Individual animals can get anti-parasite drugs. But the best large-scale weapon against screwworms are sterile screwworms, deliberately sterilized using X-rays in a factory. Release enough of them and they will prevent any of the non-sterile ones from finding a mate.
This was the strategy that eradicated screwworms from the U.S. 30 years ago, and this is the strategy USDA has been using to get screwworms out of the Keys again. The USDA has released 80 million sterile screwworms across 25 sites in the Keys, and now will add Homestead to the list of release sites. On Friday, state and federal teams released sterile screwworms at Homestead, and they will continue doing so twice a week for the next six to nine weeks.

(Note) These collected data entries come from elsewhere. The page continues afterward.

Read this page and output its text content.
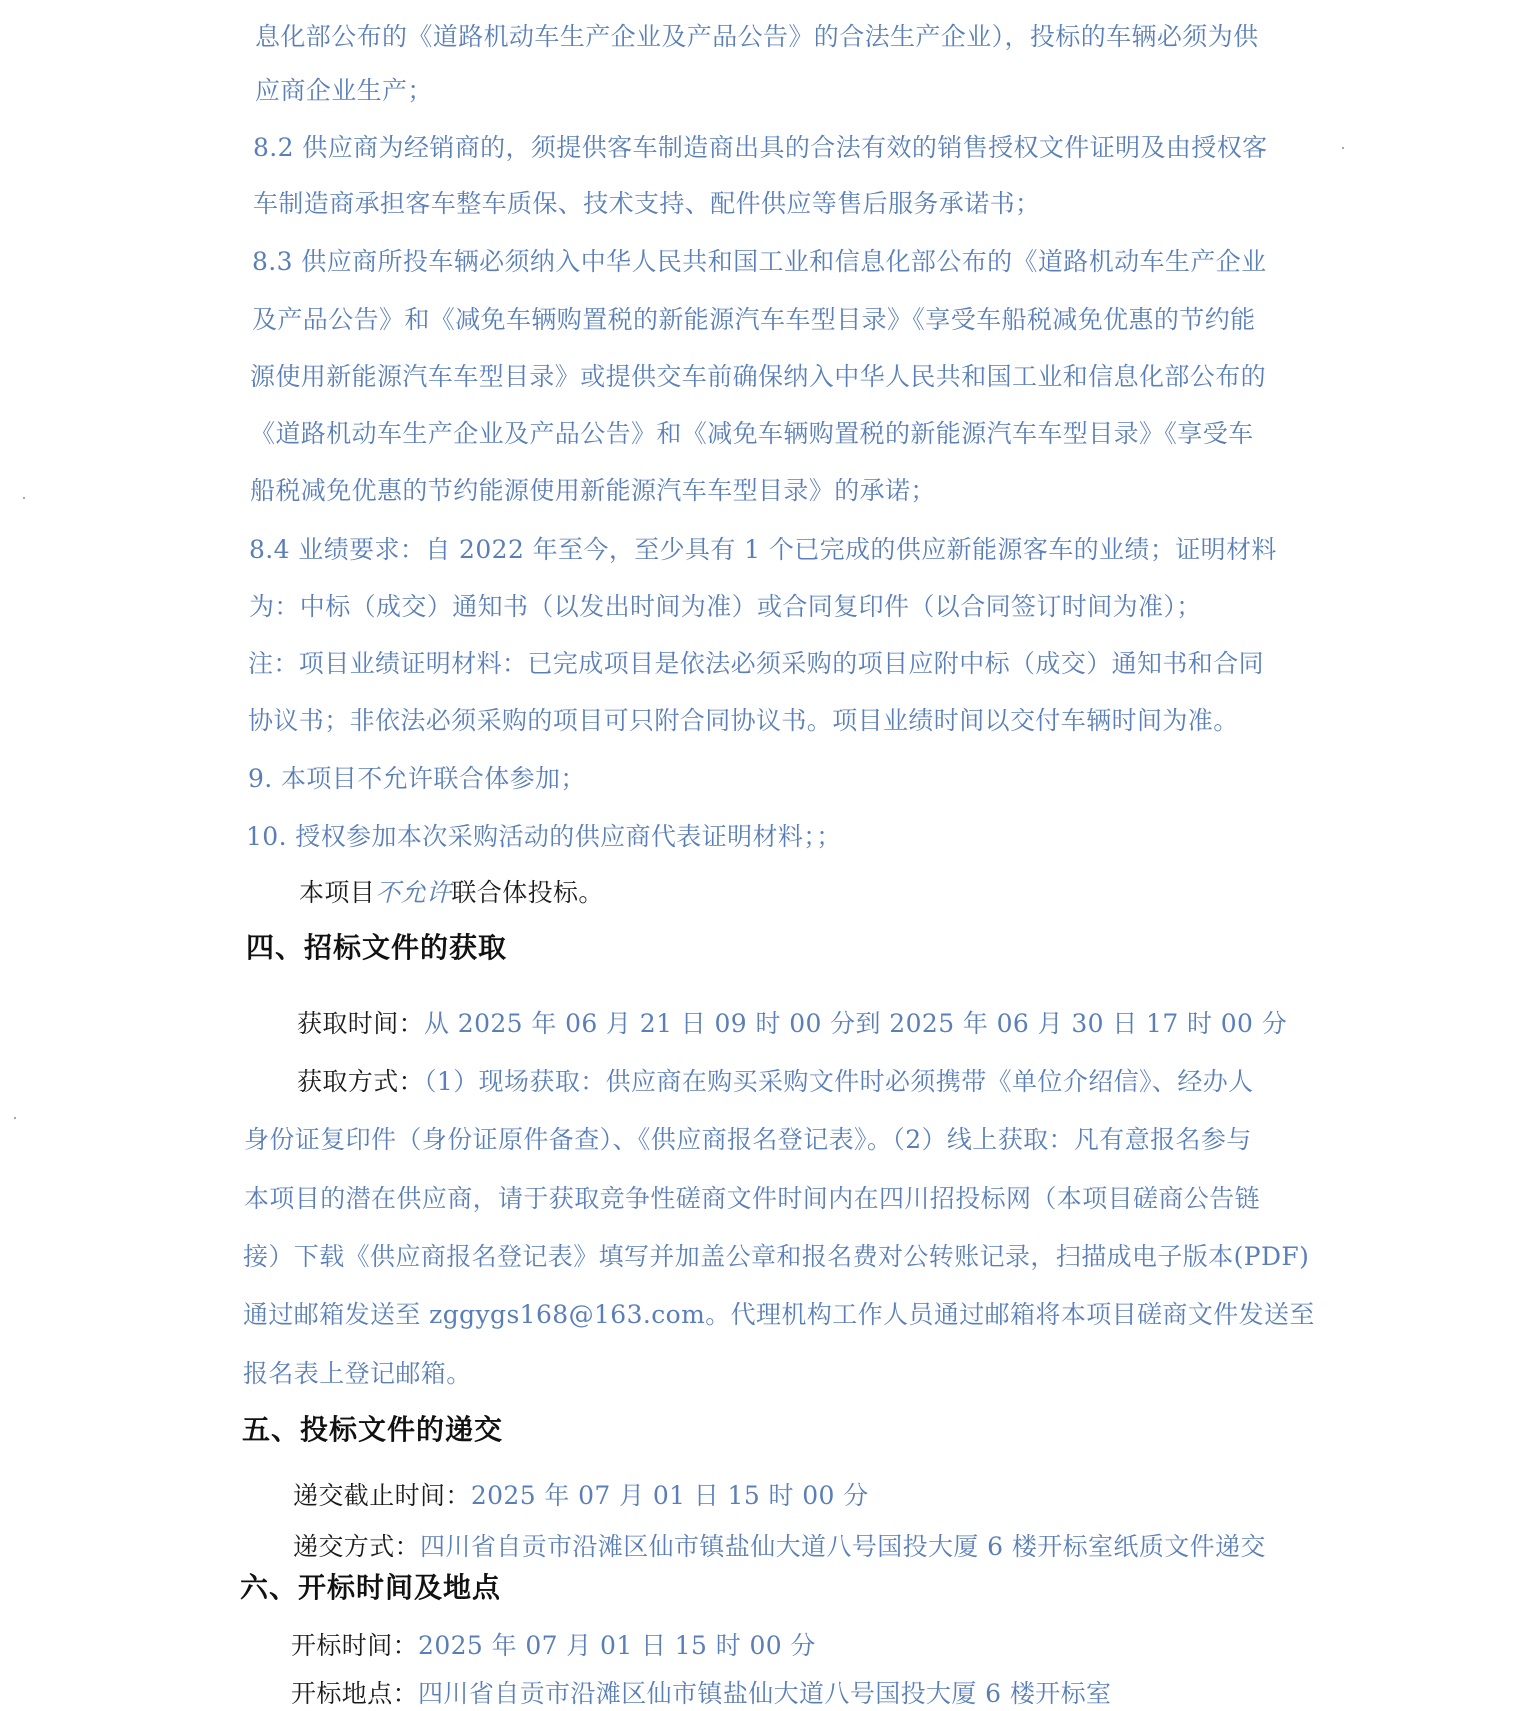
息化部公布的《道路机动车生产企业及产品公告》的合法生产企业），投标的车辆必须为供
应商企业生产；
8.2 供应商为经销商的，须提供客车制造商出具的合法有效的销售授权文件证明及由授权客
车制造商承担客车整车质保、技术支持、配件供应等售后服务承诺书；
8.3 供应商所投车辆必须纳入中华人民共和国工业和信息化部公布的《道路机动车生产企业
及产品公告》和《减免车辆购置税的新能源汽车车型目录》《享受车船税减免优惠的节约能
源使用新能源汽车车型目录》或提供交车前确保纳入中华人民共和国工业和信息化部公布的
《道路机动车生产企业及产品公告》和《减免车辆购置税的新能源汽车车型目录》《享受车
船税减免优惠的节约能源使用新能源汽车车型目录》的承诺；
8.4 业绩要求：自 2022 年至今，至少具有 1 个已完成的供应新能源客车的业绩；证明材料
为：中标（成交）通知书（以发出时间为准）或合同复印件（以合同签订时间为准）；
注：项目业绩证明材料：已完成项目是依法必须采购的项目应附中标（成交）通知书和合同
协议书；非依法必须采购的项目可只附合同协议书。项目业绩时间以交付车辆时间为准。
9. 本项目不允许联合体参加；
10. 授权参加本次采购活动的供应商代表证明材料；；
本项目不允许联合体投标。
四、招标文件的获取
获取时间：从 2025 年 06 月 21 日 09 时 00 分到 2025 年 06 月 30 日 17 时 00 分
获取方式：（1）现场获取：供应商在购买采购文件时必须携带《单位介绍信》、经办人
身份证复印件（身份证原件备查）、《供应商报名登记表》。（2）线上获取：凡有意报名参与
本项目的潜在供应商，请于获取竞争性磋商文件时间内在四川招投标网（本项目磋商公告链
接）下载《供应商报名登记表》填写并加盖公章和报名费对公转账记录，扫描成电子版本(PDF)
通过邮箱发送至 zggygs168@163.com。代理机构工作人员通过邮箱将本项目磋商文件发送至
报名表上登记邮箱。
五、投标文件的递交
递交截止时间：2025 年 07 月 01 日 15 时 00 分
递交方式：四川省自贡市沿滩区仙市镇盐仙大道八号国投大厦 6 楼开标室纸质文件递交
六、开标时间及地点
开标时间：2025 年 07 月 01 日 15 时 00 分
开标地点：四川省自贡市沿滩区仙市镇盐仙大道八号国投大厦 6 楼开标室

It’s still unclear where the screwworms came from. After the U.S. eradicated the pests, it partnered with countries in South and Central America, releasing sterile screwworms further and further south until they reached one of the narrowest parts of the continent, the Darien Gap in Panama. Here, millions of sterile screwworms are still dumped by the airplane-load to form an invisible but permanent sterile insect barrier.
Perhaps someone or something brought it to the Keys from further south. Perhaps it came from Cuba, Haiti, or the Dominican Republican, which have not eradicated screwworms and are just short expanse of ocean away. Wherever it came from, it eventually reached a stray dog in Florida.